Background: The presence of fetal DNA in maternal plasma made non-invasive prenatal diagnosis possible. Although fetal DNA has been used in several genetic disease diagnoses, many challenges remained in the detection methods. We attempted to develop a sensitive and reliable microarray coupled with emulsions PCR method to detect the fetal DNA in the plasma of pregnant women.
Method: Fetal DNAs extracted from the plasma of pregnant women were amplified in emulsions, and fluorescence was labeled at the same time. The labeled target DNAs were hybridized and detected by the capturing DNA probes on a modified slide. Six Y chromosome special sequences in gene of SRY, DYS and DYZ as the marker of fetal DNAs were detected simultaneously in this study, and the beta-globin gene was detected as marker of total DNA from maternal plasma. An unrelated sequence was also detected as negative control in this study. 76 pregnant women in the first trimester of gestation joined in this study. Conventional PCR and real time PCR were also carried out for comparison.

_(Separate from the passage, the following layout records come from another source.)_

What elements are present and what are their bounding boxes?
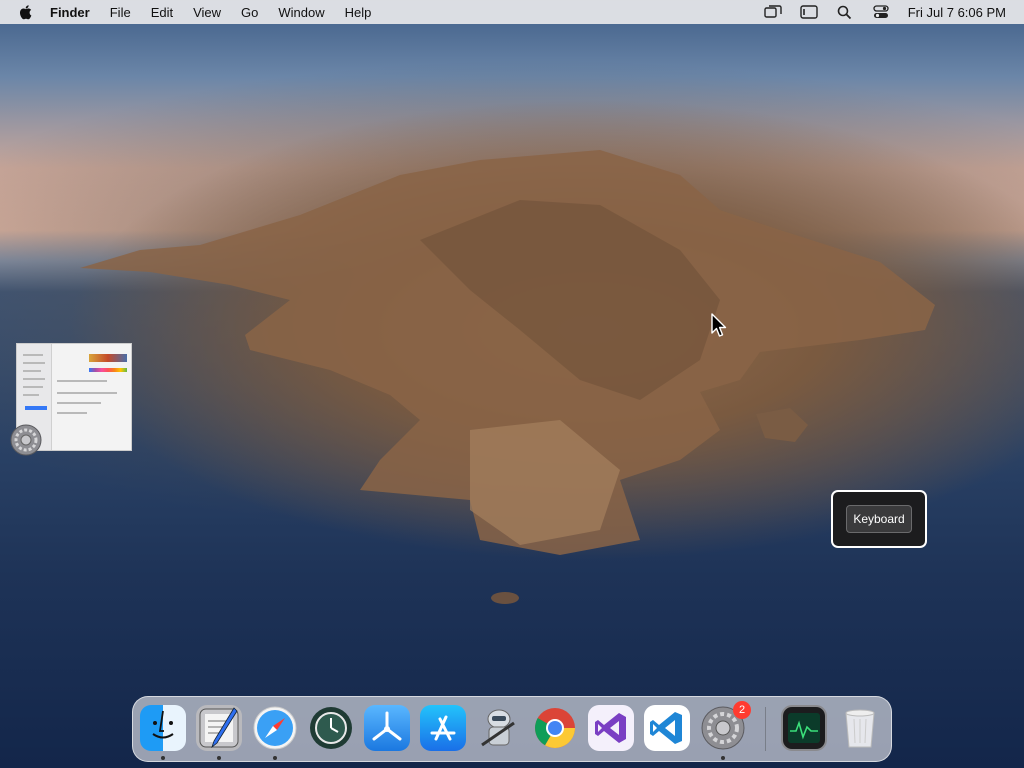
system-preferences-icon xyxy=(10,424,42,456)
running-indicator xyxy=(217,756,221,760)
activity-monitor-icon xyxy=(788,713,820,743)
time-machine-icon xyxy=(310,707,352,749)
thumbnail-line xyxy=(57,402,101,404)
vscode-icon xyxy=(650,712,682,744)
automator-icon xyxy=(481,709,515,747)
thumbnail-line xyxy=(57,380,107,382)
dock-app-store[interactable] xyxy=(420,705,466,751)
app-store-icon xyxy=(430,715,456,741)
dock-chrome[interactable] xyxy=(532,705,578,751)
dock-separator xyxy=(765,707,766,751)
thumbnail-line xyxy=(23,362,45,364)
thumbnail-line xyxy=(23,394,39,396)
dock-finder[interactable] xyxy=(140,705,186,751)
trash-icon xyxy=(845,709,875,748)
thumbnail-line xyxy=(23,386,43,388)
thumbnail-color-swatches xyxy=(89,368,127,372)
thumbnail-wallpapers xyxy=(89,354,127,362)
chrome-icon xyxy=(535,708,575,748)
dock-safari[interactable] xyxy=(252,705,298,751)
thumbnail-line xyxy=(57,412,87,414)
wallpaper-island xyxy=(80,150,935,604)
dock-activity-monitor[interactable] xyxy=(781,705,827,751)
desktop: { "menubar": { "apple_icon": "apple-logo… xyxy=(0,0,1024,768)
notification-badge: 2 xyxy=(733,701,751,719)
finder-icon xyxy=(152,710,174,739)
dock-time-machine[interactable] xyxy=(308,705,354,751)
visual-studio-icon xyxy=(595,713,626,743)
keyboard-button[interactable]: Keyboard xyxy=(846,505,912,533)
instruments-icon xyxy=(372,711,402,741)
thumbnail-line xyxy=(57,392,117,394)
keyboard-popup: Keyboard xyxy=(831,490,927,548)
running-indicator xyxy=(721,756,725,760)
thumbnail-line xyxy=(23,354,43,356)
safari-icon xyxy=(253,706,297,750)
dock-trash[interactable] xyxy=(837,705,883,751)
dock: 2 xyxy=(132,696,892,762)
running-indicator xyxy=(161,756,165,760)
dock-automator[interactable] xyxy=(476,705,522,751)
thumbnail-line xyxy=(23,370,41,372)
thumbnail-line xyxy=(23,378,45,380)
running-indicator xyxy=(273,756,277,760)
script-editor-icon xyxy=(199,707,239,749)
dock-script-editor[interactable] xyxy=(196,705,242,751)
dock-visual-studio[interactable] xyxy=(588,705,634,751)
dock-vscode[interactable] xyxy=(644,705,690,751)
dock-instruments[interactable] xyxy=(364,705,410,751)
thumbnail-selected-row xyxy=(25,406,47,410)
mouse-cursor-icon xyxy=(711,313,727,337)
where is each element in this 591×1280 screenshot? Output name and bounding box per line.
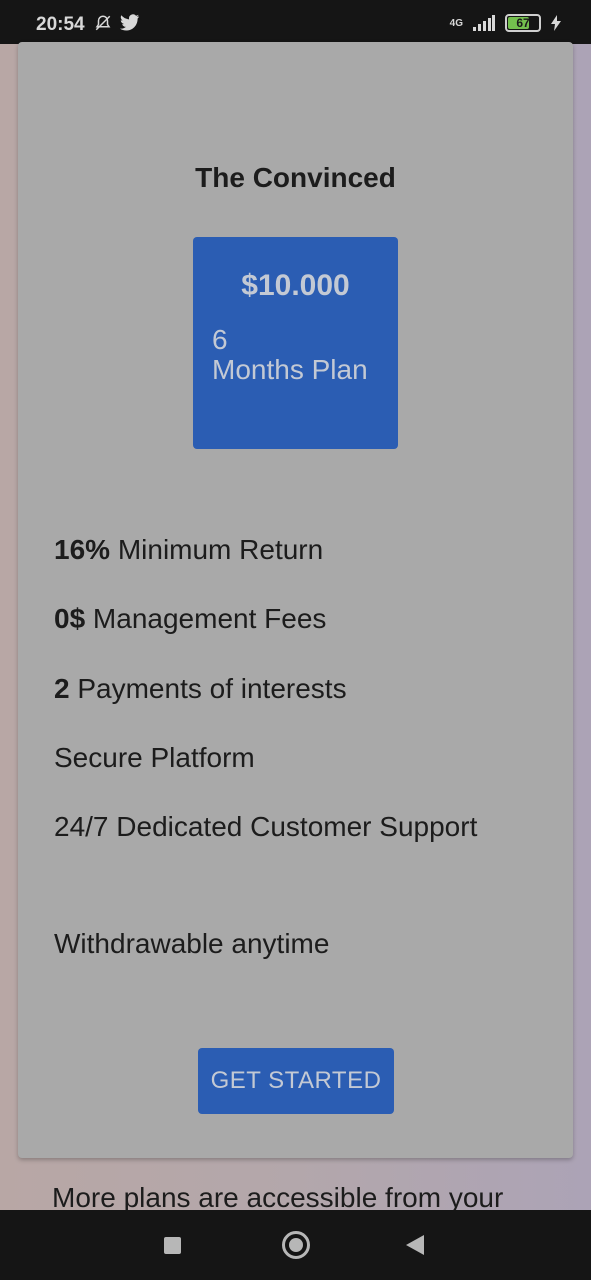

Results: We could detect the fetal DNAs reliably with this method in early stage of gestation. The 6Y chromosome sequences were detected in 40 of the 42 male fetus carrier samples, and no Y special sequence was detected in the female fetus carrier samples. The earliest plasma sample which we could detect in this study was collected on the 31st day after pregnancy.
Conclusions: The results suggest that the microarray coupled with emulsions PCR method could be used for fetal DNA detections, and emulsions were useful in DNA amplification as reaction media to overcome the primer incompatibility which frequently encounters in multiplex PCR amplification. Our methods have the potential in high-throughput assays and could be widely used in clinical researches and diagnosis.